The loss of glucose-regulated protein 78 (GRP78) during normal aging or from siRNA knockdown augments human alpha-synuclein (α-syn) toxicity to rat nigral neurons.

Age-related structural changes and gradual loss of key enzymes significantly affect the ability of the endoplasmic reticulum (ER) to facilitate proper protein folding and maintain homeostasis. In this work, we present several lines of evidence supporting the hypothesis that the age-related decline in expression of the ER chaperone glucose-regulated protein 78 (GRP78) could be related to the development of Parkinson's disease. We first determined that old (24 months) rats exhibit significantly lower levels of GRP78 protein in the nigrostriatal system as compared with young (2 months) animals.
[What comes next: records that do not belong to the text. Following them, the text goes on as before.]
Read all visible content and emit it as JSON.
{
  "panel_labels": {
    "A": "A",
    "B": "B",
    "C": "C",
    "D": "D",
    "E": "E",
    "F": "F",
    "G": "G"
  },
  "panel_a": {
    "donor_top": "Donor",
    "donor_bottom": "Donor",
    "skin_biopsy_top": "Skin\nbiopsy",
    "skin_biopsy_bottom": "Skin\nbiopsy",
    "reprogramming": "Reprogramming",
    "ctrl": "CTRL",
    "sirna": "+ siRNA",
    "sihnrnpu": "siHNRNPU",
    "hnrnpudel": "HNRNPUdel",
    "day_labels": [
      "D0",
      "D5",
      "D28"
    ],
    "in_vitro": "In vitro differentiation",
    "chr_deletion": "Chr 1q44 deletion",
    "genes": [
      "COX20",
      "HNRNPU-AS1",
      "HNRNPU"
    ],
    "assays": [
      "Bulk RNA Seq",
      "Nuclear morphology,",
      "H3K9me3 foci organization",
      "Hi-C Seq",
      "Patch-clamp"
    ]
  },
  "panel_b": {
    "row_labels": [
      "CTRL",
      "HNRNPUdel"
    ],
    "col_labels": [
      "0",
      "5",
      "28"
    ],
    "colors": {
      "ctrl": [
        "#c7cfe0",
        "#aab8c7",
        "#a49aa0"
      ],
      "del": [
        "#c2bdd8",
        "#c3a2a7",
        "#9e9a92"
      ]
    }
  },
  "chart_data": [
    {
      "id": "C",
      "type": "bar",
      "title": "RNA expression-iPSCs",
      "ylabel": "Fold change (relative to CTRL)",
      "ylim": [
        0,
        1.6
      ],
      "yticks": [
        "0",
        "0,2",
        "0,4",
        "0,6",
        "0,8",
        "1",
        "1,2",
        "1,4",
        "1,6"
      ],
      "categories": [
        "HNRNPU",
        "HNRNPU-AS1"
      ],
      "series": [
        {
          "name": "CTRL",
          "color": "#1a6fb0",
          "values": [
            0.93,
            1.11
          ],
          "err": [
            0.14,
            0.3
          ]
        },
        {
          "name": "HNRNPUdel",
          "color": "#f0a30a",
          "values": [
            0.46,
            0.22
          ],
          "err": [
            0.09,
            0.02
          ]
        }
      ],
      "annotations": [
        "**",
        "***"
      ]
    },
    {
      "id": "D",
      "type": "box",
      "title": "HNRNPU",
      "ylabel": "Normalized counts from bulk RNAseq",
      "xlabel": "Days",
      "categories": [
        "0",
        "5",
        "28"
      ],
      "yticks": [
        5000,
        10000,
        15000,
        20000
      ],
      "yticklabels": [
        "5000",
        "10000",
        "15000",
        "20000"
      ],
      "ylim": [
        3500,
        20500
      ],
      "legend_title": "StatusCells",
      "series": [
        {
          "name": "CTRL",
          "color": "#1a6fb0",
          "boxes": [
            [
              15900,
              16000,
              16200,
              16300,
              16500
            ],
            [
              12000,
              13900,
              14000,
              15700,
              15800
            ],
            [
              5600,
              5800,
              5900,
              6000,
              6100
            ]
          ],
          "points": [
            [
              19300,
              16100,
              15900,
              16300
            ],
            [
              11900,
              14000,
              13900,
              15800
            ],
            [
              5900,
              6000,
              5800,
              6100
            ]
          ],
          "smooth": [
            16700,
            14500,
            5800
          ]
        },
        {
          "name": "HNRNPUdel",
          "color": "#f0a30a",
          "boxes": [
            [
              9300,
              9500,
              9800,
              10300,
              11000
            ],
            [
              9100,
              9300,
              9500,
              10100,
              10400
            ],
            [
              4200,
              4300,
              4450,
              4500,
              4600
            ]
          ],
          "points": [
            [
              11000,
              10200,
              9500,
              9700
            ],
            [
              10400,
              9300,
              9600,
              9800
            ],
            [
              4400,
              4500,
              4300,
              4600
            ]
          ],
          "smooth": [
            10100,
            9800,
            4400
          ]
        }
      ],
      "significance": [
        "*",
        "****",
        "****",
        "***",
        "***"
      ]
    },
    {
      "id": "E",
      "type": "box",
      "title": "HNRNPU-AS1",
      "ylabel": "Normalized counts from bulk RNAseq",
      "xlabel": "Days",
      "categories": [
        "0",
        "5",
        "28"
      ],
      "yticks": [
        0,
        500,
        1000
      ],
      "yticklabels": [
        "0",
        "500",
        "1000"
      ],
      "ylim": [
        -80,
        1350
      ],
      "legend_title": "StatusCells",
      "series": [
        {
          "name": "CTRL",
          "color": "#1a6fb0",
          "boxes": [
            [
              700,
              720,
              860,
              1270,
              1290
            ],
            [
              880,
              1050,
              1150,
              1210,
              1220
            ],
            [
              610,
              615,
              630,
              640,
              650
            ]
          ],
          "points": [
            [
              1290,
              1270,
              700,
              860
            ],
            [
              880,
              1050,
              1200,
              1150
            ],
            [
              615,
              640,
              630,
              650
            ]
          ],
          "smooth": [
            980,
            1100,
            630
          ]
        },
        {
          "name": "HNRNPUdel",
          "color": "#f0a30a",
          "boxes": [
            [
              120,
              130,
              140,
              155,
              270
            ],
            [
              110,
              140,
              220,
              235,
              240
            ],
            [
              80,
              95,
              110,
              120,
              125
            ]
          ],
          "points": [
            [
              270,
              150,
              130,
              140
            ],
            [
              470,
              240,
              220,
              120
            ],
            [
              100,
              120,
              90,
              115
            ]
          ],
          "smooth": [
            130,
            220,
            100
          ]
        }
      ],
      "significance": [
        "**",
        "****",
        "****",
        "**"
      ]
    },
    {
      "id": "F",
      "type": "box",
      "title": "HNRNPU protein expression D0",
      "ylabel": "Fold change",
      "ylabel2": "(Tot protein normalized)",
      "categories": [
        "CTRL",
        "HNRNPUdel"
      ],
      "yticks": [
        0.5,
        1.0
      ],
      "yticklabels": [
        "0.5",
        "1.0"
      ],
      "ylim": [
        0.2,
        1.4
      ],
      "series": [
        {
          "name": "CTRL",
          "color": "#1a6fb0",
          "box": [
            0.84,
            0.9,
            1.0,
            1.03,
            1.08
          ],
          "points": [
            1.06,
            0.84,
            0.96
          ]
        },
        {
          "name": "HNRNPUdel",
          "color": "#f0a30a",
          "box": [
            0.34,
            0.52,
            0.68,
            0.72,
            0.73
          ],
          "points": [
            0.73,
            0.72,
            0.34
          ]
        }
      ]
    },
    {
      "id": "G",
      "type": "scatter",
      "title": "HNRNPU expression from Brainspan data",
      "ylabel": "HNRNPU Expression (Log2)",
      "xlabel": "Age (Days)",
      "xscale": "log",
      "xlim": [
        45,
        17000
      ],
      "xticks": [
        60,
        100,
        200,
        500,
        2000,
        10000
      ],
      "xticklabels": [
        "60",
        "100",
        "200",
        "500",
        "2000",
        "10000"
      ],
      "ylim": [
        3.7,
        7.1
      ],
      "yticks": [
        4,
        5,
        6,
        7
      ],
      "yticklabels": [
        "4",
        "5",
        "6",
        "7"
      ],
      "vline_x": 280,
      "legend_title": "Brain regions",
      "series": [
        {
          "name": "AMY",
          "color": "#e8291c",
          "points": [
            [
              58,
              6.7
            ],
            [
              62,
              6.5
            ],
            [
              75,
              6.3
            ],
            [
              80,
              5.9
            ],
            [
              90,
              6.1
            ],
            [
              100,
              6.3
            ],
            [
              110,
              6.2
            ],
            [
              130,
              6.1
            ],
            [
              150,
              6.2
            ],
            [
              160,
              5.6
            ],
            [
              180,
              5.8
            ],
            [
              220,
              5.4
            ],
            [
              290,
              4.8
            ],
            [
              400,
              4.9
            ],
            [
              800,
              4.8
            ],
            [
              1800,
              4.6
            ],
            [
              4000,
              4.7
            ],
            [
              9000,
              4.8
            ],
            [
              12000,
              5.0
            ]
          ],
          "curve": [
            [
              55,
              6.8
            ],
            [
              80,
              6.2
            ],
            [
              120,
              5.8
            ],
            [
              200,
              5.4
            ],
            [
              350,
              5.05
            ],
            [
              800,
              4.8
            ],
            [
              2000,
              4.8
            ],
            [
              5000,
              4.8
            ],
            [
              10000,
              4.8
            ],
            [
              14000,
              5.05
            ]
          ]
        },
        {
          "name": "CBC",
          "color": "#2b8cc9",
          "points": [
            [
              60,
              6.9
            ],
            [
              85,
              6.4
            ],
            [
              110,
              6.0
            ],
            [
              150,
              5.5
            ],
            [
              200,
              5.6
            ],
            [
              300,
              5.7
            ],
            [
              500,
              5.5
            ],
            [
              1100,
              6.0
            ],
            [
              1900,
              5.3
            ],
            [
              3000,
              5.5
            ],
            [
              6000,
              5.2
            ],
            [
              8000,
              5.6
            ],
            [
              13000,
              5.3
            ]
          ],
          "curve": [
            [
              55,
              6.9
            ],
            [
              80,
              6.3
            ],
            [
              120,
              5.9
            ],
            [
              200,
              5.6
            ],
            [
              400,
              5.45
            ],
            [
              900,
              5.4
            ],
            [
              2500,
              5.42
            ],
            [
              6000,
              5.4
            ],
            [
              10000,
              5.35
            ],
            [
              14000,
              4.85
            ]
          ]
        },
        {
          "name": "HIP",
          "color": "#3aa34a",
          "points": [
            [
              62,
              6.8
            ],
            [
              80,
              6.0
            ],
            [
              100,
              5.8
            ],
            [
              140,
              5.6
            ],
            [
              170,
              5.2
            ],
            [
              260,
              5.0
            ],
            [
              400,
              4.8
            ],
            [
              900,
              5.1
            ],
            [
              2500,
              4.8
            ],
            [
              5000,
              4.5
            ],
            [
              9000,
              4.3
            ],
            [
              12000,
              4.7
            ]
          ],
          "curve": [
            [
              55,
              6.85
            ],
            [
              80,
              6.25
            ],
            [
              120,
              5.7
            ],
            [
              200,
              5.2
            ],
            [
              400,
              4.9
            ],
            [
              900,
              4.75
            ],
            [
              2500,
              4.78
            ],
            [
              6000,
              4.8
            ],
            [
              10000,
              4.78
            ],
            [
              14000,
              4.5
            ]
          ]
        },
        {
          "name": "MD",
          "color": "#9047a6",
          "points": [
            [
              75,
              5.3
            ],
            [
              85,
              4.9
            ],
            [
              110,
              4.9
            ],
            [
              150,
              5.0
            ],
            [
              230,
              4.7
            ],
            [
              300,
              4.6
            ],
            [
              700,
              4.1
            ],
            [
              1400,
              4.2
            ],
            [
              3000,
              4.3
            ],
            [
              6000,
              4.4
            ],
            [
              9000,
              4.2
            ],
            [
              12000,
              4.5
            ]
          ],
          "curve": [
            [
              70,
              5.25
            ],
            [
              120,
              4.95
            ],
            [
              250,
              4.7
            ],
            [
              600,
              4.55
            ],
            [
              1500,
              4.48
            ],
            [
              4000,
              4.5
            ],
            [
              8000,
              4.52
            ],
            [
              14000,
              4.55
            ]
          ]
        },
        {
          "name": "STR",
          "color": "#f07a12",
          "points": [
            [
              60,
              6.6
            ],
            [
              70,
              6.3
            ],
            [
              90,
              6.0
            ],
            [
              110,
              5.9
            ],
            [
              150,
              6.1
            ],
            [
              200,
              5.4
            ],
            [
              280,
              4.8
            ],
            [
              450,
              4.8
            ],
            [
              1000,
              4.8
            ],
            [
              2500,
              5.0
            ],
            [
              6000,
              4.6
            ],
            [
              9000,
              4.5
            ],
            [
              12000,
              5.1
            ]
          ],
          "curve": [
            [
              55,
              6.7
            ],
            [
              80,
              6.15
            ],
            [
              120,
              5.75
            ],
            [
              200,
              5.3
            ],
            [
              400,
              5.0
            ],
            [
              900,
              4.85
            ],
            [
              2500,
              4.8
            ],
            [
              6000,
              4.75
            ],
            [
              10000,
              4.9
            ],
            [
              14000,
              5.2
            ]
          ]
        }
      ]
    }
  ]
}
Then using recombinant adeno-associate virus-mediated gene transfer, we found that GRP78 downregulation by specific small interfering RNAs (siRNAs) aggravates alpha-synuclein (α-syn) neurotoxicity in nigral dopamine (DA) neurons. Moreover, the degree of chaperone decline corresponds with the severity of neurodegeneration. Additionally, comparative analysis of nigral tissues obtained from old and young rats revealed that aging affects the capacity of nigral DA cells to upregulate endogenous GRP78 protein in response to human α-syn neurotoxicity. Finally, we demonstrated that a sustained increase of GRP78 protein over the course of 9 months protected aging nigral DA neurons in the α-syn-induced rat model of Parkinson's-like neurodegeneration. Our data indicate that the ER chaperone GRP78 may have therapeutic potential for preventing and/or slowing age-related neurodegeneration. Published by Elsevier Inc.